Vineyard-keeping is a full-time job. 

All viticulture is done with organic practices, and our vineyard received certification in January 2016.

Even though the Versado vineyard is less than three hectares (about seven acres), we have an Encargado living on the property to ensure perfect care.  As full-time "vineyard keeper," Roberto Escobar, and his wife and family (and horse), manually perform the critical daily work in the vineyard. During short seasonal periods when the family alone cannot keep up, Roberto oversees a small team of experienced Mendoza vineyard workers.

Under the expert viticultural direction of Vineyard Manager, Sergio Rinaldi, the estate is meticulously tended to ensure only the highest quality grapes for classically styled winemaking.

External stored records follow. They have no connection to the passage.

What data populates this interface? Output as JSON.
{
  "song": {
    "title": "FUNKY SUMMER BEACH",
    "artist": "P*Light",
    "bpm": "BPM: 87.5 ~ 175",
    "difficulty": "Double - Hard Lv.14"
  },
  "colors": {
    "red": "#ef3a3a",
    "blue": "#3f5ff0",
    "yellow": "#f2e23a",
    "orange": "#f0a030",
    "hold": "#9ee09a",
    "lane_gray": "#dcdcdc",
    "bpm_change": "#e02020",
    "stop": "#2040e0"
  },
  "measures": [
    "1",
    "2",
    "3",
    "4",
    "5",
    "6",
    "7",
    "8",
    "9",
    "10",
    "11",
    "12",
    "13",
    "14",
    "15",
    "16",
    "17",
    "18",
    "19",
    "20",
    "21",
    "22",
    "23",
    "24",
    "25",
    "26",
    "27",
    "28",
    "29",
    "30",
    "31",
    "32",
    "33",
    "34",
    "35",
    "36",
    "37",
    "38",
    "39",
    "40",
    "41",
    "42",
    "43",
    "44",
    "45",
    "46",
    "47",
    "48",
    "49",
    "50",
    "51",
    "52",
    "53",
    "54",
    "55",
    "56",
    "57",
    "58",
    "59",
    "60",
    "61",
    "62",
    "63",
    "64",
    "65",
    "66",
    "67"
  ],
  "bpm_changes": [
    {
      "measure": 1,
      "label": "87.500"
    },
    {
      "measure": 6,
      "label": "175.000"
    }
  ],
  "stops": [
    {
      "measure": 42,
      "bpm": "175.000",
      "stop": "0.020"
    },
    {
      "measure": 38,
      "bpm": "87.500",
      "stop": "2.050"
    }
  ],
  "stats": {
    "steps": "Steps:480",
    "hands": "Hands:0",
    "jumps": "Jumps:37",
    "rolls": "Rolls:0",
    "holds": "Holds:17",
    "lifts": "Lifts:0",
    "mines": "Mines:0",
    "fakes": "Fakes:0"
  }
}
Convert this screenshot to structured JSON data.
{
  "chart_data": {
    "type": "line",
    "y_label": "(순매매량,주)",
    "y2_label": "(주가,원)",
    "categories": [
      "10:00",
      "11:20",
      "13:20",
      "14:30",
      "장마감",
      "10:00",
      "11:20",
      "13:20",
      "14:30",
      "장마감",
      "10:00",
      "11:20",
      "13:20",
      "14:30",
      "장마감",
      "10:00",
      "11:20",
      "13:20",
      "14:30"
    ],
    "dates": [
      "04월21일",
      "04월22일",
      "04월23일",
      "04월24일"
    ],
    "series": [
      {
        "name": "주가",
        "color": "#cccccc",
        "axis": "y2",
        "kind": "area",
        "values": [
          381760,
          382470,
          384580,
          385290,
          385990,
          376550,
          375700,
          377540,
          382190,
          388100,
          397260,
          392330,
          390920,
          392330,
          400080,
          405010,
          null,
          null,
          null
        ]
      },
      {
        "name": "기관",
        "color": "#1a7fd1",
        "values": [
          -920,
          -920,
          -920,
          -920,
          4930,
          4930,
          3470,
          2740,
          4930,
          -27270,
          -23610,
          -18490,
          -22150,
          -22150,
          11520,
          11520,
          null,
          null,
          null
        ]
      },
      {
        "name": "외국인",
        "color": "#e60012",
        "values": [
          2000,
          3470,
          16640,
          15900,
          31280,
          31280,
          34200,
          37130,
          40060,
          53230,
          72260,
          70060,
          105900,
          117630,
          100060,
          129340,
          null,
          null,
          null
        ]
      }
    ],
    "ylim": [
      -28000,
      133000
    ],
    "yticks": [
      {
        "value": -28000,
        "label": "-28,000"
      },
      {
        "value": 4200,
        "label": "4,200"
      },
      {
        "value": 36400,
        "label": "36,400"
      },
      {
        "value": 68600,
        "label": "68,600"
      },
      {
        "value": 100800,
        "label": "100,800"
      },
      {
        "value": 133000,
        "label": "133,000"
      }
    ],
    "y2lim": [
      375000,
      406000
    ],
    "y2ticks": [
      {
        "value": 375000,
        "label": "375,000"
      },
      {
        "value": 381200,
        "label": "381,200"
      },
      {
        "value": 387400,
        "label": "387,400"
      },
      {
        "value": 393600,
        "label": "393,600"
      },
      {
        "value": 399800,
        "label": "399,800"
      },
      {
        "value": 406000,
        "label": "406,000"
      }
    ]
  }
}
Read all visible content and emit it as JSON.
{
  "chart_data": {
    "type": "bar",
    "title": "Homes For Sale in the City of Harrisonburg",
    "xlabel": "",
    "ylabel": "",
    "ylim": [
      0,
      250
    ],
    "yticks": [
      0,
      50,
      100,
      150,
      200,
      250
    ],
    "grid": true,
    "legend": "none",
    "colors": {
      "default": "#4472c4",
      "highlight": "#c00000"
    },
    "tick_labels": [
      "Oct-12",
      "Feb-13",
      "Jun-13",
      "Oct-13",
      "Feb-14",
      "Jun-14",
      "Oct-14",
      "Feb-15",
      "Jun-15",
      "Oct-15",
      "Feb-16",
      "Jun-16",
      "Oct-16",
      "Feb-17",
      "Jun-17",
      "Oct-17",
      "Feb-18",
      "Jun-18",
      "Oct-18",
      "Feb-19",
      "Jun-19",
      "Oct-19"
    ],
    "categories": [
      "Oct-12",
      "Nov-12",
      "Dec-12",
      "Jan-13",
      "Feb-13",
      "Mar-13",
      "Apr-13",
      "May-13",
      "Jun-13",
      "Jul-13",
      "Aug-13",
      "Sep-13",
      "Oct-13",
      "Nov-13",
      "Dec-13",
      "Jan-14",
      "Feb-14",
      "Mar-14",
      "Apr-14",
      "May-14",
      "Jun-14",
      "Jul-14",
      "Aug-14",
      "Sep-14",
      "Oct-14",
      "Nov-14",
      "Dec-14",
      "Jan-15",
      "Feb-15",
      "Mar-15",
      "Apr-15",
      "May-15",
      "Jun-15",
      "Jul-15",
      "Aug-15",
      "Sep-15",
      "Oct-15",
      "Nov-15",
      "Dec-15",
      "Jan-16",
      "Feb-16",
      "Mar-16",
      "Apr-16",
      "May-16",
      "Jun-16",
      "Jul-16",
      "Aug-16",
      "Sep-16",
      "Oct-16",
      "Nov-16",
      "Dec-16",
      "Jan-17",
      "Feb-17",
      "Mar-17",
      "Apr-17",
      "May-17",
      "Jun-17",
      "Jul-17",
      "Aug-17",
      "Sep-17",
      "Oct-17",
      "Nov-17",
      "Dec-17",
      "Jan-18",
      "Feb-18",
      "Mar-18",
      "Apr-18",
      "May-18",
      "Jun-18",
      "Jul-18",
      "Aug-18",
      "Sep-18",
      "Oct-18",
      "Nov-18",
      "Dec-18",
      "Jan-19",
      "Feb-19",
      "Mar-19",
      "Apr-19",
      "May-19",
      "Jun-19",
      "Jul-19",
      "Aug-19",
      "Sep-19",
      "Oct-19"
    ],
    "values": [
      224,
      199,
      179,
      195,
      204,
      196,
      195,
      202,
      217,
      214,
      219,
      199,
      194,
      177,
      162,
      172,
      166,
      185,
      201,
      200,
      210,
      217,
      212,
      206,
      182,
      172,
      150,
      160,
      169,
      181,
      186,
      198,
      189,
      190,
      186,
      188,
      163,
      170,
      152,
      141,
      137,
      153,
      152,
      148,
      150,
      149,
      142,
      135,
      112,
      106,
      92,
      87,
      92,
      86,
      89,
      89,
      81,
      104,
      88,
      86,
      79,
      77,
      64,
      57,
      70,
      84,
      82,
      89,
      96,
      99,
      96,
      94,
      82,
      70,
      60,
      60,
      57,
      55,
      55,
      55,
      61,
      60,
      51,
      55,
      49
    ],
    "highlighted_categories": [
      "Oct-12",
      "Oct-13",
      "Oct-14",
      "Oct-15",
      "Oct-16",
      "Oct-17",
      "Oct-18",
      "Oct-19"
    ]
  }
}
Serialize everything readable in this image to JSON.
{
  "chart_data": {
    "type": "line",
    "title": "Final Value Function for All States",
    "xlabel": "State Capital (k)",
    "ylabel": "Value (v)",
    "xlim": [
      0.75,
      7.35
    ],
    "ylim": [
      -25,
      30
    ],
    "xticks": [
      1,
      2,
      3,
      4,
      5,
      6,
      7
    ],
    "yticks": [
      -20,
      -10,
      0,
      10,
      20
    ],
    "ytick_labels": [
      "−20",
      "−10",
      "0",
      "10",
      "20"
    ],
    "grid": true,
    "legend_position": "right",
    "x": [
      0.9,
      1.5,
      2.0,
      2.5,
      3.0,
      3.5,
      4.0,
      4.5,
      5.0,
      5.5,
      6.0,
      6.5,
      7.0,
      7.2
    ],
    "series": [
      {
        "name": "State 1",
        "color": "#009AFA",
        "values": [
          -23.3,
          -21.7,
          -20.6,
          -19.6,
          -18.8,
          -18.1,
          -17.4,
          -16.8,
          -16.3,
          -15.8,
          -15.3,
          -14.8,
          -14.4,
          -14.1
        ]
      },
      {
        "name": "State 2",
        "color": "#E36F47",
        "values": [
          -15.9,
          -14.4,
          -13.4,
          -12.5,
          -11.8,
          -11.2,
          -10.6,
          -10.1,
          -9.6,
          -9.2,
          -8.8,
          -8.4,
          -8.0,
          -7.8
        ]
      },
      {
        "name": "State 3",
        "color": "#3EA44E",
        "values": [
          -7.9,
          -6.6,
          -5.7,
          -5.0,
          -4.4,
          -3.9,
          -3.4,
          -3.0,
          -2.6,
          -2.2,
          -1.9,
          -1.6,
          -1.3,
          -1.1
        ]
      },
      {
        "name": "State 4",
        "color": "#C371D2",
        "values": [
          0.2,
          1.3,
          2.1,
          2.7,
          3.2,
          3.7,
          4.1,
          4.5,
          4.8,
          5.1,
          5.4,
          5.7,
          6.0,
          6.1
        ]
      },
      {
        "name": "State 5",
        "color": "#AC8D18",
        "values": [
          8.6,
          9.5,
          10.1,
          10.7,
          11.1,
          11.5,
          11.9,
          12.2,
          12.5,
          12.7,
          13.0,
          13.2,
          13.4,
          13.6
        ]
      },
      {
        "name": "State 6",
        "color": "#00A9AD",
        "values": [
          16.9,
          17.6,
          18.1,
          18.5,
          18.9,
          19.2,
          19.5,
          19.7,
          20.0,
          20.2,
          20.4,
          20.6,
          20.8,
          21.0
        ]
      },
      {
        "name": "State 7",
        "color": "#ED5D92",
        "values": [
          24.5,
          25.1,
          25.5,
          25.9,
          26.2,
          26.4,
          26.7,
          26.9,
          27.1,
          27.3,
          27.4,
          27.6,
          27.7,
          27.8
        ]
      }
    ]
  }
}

Each of our vines is 100% European.  Like the legendary ‘pre-phylloxera vines’ planted in mid-1800’s Europe, all of Versado’s vines are grown “ungrafted.”  Entirely on their own roots, not grafted to the phylloxera-resistant rootstocks of native North American grapes, our ancient Malbec vines potentially provide the purest expression of the classic grape variety.  Slightly extended growing seasons and naturally reduced quantities of grapes (both enhancing potential flavours) are the other benefits of ungrafted vines. Ancient, ungrafted, noble vinifera varieties are incredibly rare, even in the upper echelons of fine winemaking.


Rebirth. 

As with all living things, a small percent of our vines will die annually. When this happens, rather than replace them with new, grafted clones from a nursery, as is the international norm, we use a method called “layering” to replace them. We leave a long shoot (branch) on a neighbouring ancient vine during pruning, and bend it down into a hole in the ground, turning it straight up again in the location the replacement vine is needed. (Click on the image at right to get a close-up view.)

The U-shaped portion that is buried will form roots - miraculously more quickly than a new vine would because of the tremendous energy from the fully established old “mother vine.”  Multiplying the effect, a thin steel “girdle” on the buried shoot prevents the flow of any nutrient back to the mother vine, while flow in the other direction is completely unrestricted. The result is a replacement vine that very quickly matures to the qualitative equal of the rest of the ancient vineyard, displaying consistent flavour profiles and, like the mother, 100% ungrafted vinifera. The quick establishment of this vine is especially important in a great, high quality/extremely low vigour vineyard, where a young nursery vine might take as many as eight to ten years to reach its full production, with the grapes still not being of comparable quality.